Asteroids and Comets
Small Body Research at JPL
These Sun-orbiting wonders are small celestial bodies with varying combinations of ice, rock, and dust. They survived the tumultuous formation of our solar system 4.5 billion years ago, and the sometimes-chaotic aftermath. An asteroid is mostly rock and dust, with some ice in the mix, while a comet is mostly ice, with some rock and dust. A comet also sports a tail that's visible very occasionally in the night sky.
As primitive solar system objects, comets and asteroids help us unlock the history that led to the formation of the planets and eventually, life on Earth. To study them, NASA and other space agencies have flown past some of these small bodies, deliberately crashed into one comet, and brought dust samples from another one back to Earth for study by scientists.
Spacecraft and Earth-based observations monitor and track asteroids and comets, most of which are too small or too distant to pose any danger to us. Scientists do keep extra-careful watch on those that approach a bit too close for comfort.

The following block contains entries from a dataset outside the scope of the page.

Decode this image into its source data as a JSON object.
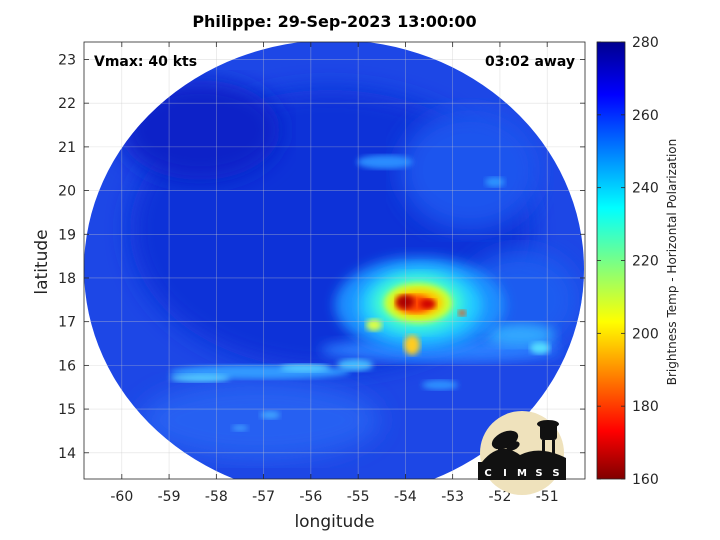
{
  "map": {
    "title": "Philippe: 29-Sep-2023 13:00:00",
    "vmax_label": "Vmax: 40 kts",
    "time_label": "03:02 away",
    "xlabel": "longitude",
    "ylabel": "latitude",
    "lon_range": [
      -60.8,
      -50.2
    ],
    "lat_range": [
      13.4,
      23.4
    ],
    "lon_ticks": [
      -60,
      -59,
      -58,
      -57,
      -56,
      -55,
      -54,
      -53,
      -52,
      -51
    ],
    "lat_ticks": [
      14,
      15,
      16,
      17,
      18,
      19,
      20,
      21,
      22,
      23
    ],
    "grid": true,
    "storm_center": {
      "lon": -53.9,
      "lat": 17.3
    }
  },
  "colorbar": {
    "label": "Brightness Temp - Horizontal Polarization",
    "range": [
      160,
      280
    ],
    "ticks": [
      160,
      180,
      200,
      220,
      240,
      260,
      280
    ],
    "colormap": "jet"
  },
  "logo": {
    "text": "CIMSS",
    "letters": [
      "C",
      "I",
      "M",
      "S",
      "S"
    ]
  }
}
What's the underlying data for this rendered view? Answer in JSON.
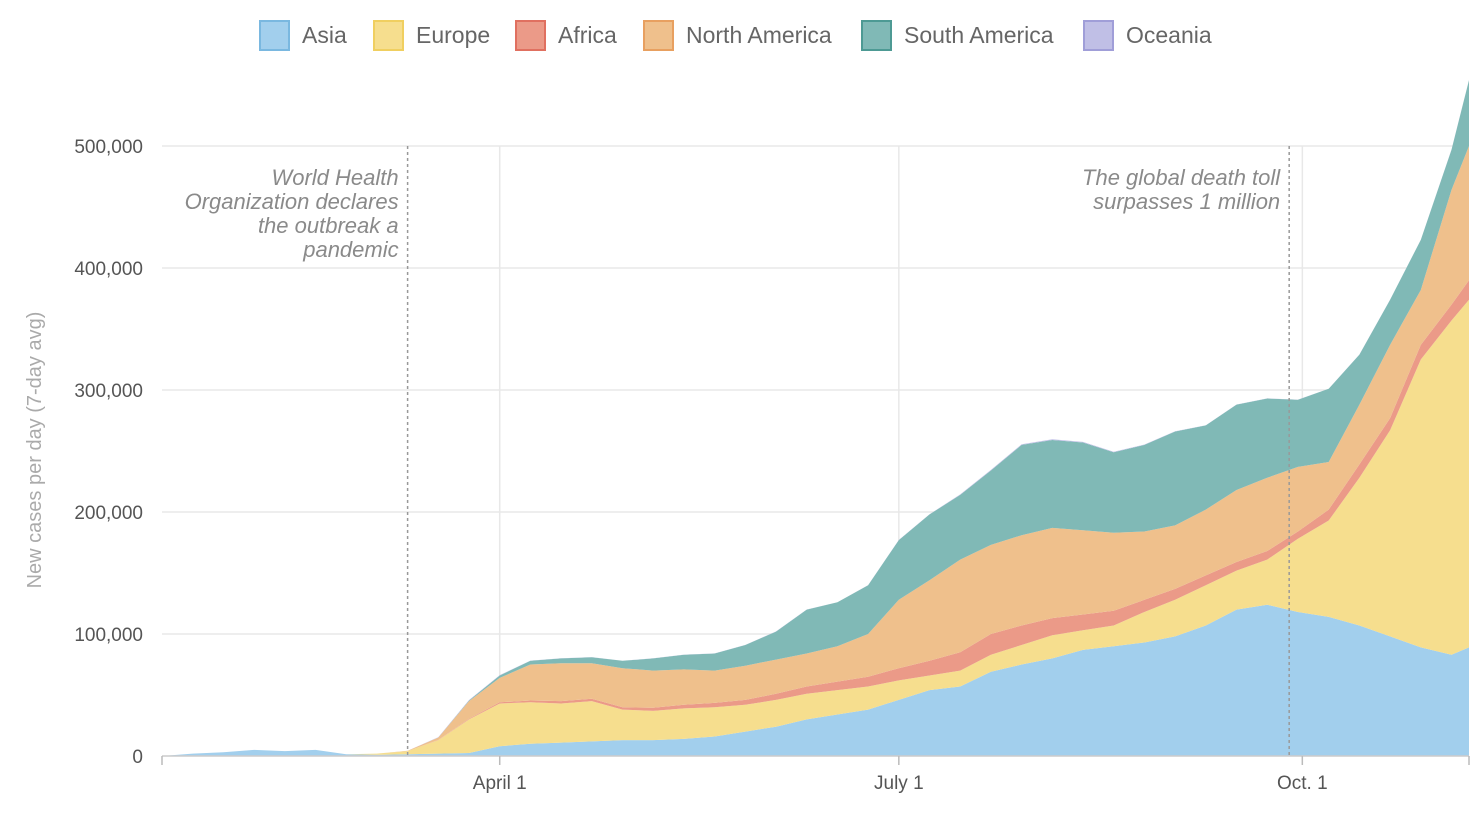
{
  "chart_data": {
    "type": "area",
    "stacked": true,
    "title": "",
    "xlabel": "",
    "ylabel": "New cases per day (7-day avg)",
    "ylim": [
      0,
      555000
    ],
    "xlim": [
      "Jan 15",
      "Nov 8"
    ],
    "yticks": [
      0,
      100000,
      200000,
      300000,
      400000,
      500000
    ],
    "ytick_labels": [
      "0",
      "100,000",
      "200,000",
      "300,000",
      "400,000",
      "500,000"
    ],
    "xticks": [
      {
        "date": "Apr 1",
        "label": "April 1"
      },
      {
        "date": "Jul 1",
        "label": "July 1"
      },
      {
        "date": "Oct 1",
        "label": "Oct. 1"
      }
    ],
    "grid": true,
    "legend_position": "top",
    "x": [
      "Jan 15",
      "Jan 22",
      "Jan 29",
      "Feb 5",
      "Feb 12",
      "Feb 19",
      "Feb 26",
      "Mar 4",
      "Mar 11",
      "Mar 18",
      "Mar 25",
      "Apr 1",
      "Apr 8",
      "Apr 15",
      "Apr 22",
      "Apr 29",
      "May 6",
      "May 13",
      "May 20",
      "May 27",
      "Jun 3",
      "Jun 10",
      "Jun 17",
      "Jun 24",
      "Jul 1",
      "Jul 8",
      "Jul 15",
      "Jul 22",
      "Jul 29",
      "Aug 5",
      "Aug 12",
      "Aug 19",
      "Aug 26",
      "Sep 2",
      "Sep 9",
      "Sep 16",
      "Sep 23",
      "Sep 30",
      "Oct 7",
      "Oct 14",
      "Oct 21",
      "Oct 28",
      "Nov 4",
      "Nov 8"
    ],
    "series": [
      {
        "name": "Asia",
        "color": "#a2cfed",
        "stroke": "#7ab8e0",
        "values": [
          0,
          2000,
          3000,
          5000,
          4000,
          5000,
          1500,
          1000,
          1500,
          2000,
          2500,
          8000,
          10000,
          11000,
          12000,
          13000,
          13000,
          14000,
          16000,
          20000,
          24000,
          30000,
          34000,
          38000,
          46000,
          54000,
          57000,
          69000,
          75000,
          80000,
          87000,
          90000,
          93000,
          98000,
          107000,
          120000,
          124000,
          118000,
          114000,
          107000,
          98000,
          89000,
          83000,
          89000
        ]
      },
      {
        "name": "Europe",
        "color": "#f6de8e",
        "stroke": "#f0cf60",
        "values": [
          0,
          0,
          0,
          0,
          0,
          0,
          0,
          1000,
          2500,
          11000,
          27500,
          35000,
          34000,
          32000,
          33000,
          25000,
          24000,
          25000,
          24000,
          22000,
          22000,
          21000,
          20000,
          19000,
          16000,
          12000,
          13000,
          14000,
          16000,
          19000,
          16000,
          17000,
          25000,
          30000,
          33000,
          32000,
          37000,
          60000,
          79000,
          121000,
          169000,
          236000,
          274000,
          285000
        ]
      },
      {
        "name": "Africa",
        "color": "#eb9a88",
        "stroke": "#e07060",
        "values": [
          0,
          0,
          0,
          0,
          0,
          0,
          0,
          0,
          0,
          200,
          500,
          1000,
          1500,
          2000,
          2000,
          2000,
          2500,
          3000,
          3500,
          4000,
          5000,
          6000,
          7000,
          8000,
          10000,
          12000,
          15000,
          17000,
          16000,
          14000,
          13000,
          12000,
          10000,
          9000,
          8000,
          7000,
          7000,
          6000,
          9000,
          11000,
          10000,
          12000,
          13000,
          16000
        ]
      },
      {
        "name": "North America",
        "color": "#efc08c",
        "stroke": "#e8a060",
        "values": [
          0,
          0,
          0,
          0,
          0,
          0,
          0,
          0,
          300,
          2000,
          14500,
          20000,
          29500,
          31000,
          29000,
          32000,
          30500,
          29000,
          26500,
          28000,
          28000,
          27000,
          29000,
          35000,
          56000,
          66000,
          76000,
          73000,
          74000,
          74000,
          69000,
          64000,
          56000,
          52000,
          54000,
          59000,
          60000,
          53000,
          39000,
          49000,
          60000,
          45000,
          94000,
          110000
        ]
      },
      {
        "name": "South America",
        "color": "#80b9b6",
        "stroke": "#4d9a94",
        "values": [
          0,
          0,
          0,
          0,
          0,
          0,
          0,
          0,
          0,
          0,
          500,
          2000,
          3000,
          4000,
          5000,
          6000,
          10000,
          12000,
          14000,
          17000,
          23000,
          36000,
          36000,
          40000,
          49000,
          54000,
          53000,
          61000,
          74000,
          72000,
          72000,
          66000,
          71000,
          77000,
          69000,
          70000,
          65000,
          55000,
          60000,
          41000,
          37000,
          41000,
          33000,
          54000
        ]
      },
      {
        "name": "Oceania",
        "color": "#c0bfe6",
        "stroke": "#a09ed8",
        "values": [
          0,
          0,
          0,
          0,
          0,
          0,
          0,
          0,
          0,
          300,
          400,
          300,
          200,
          100,
          100,
          100,
          100,
          100,
          100,
          100,
          100,
          100,
          100,
          100,
          100,
          200,
          400,
          500,
          500,
          600,
          500,
          400,
          300,
          200,
          100,
          100,
          100,
          100,
          100,
          100,
          100,
          100,
          100,
          100
        ]
      }
    ],
    "annotations": [
      {
        "date": "Mar 11",
        "lines": [
          "World Health",
          "Organization declares",
          "the outbreak a",
          "pandemic"
        ]
      },
      {
        "date": "Sep 28",
        "lines": [
          "The global death toll",
          "surpasses 1 million"
        ]
      }
    ]
  }
}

Near-Earth Objects: How Near is Too Near?
JPL manages NASA's Center for Near-Earth Object Studies, which tracks and studies comets and asteroids that come close to Earth's orbital neighborhood. A Near-Earth Object (NEO) is generally defined as an asteroid or comet that approaches our planet less than 1.3 times the distance from Earth to the Sun (the Earth-Sun distance is about 93 million miles). Most NEOs pose no peril at all. It’s the small percentage of Potentially Hazardous Asteroids that draws extra scrutiny. These objects are defined as those that approach Earth at less than half the Earth-Sun distance.
Scientists and engineers are developing plans for warning systems and diversion tactics, just in case an asteroid should ever be found in an orbit that could endanger our planet.
More common and usually harmless are collisions between asteroids in space. The remnants of these space smashups may come toward Earth and burn up in our atmosphere. The fiery fragments, called meteors, and sometimes “shooting stars” — even though they’re not stars – can be a treat for anyone who happens to see them.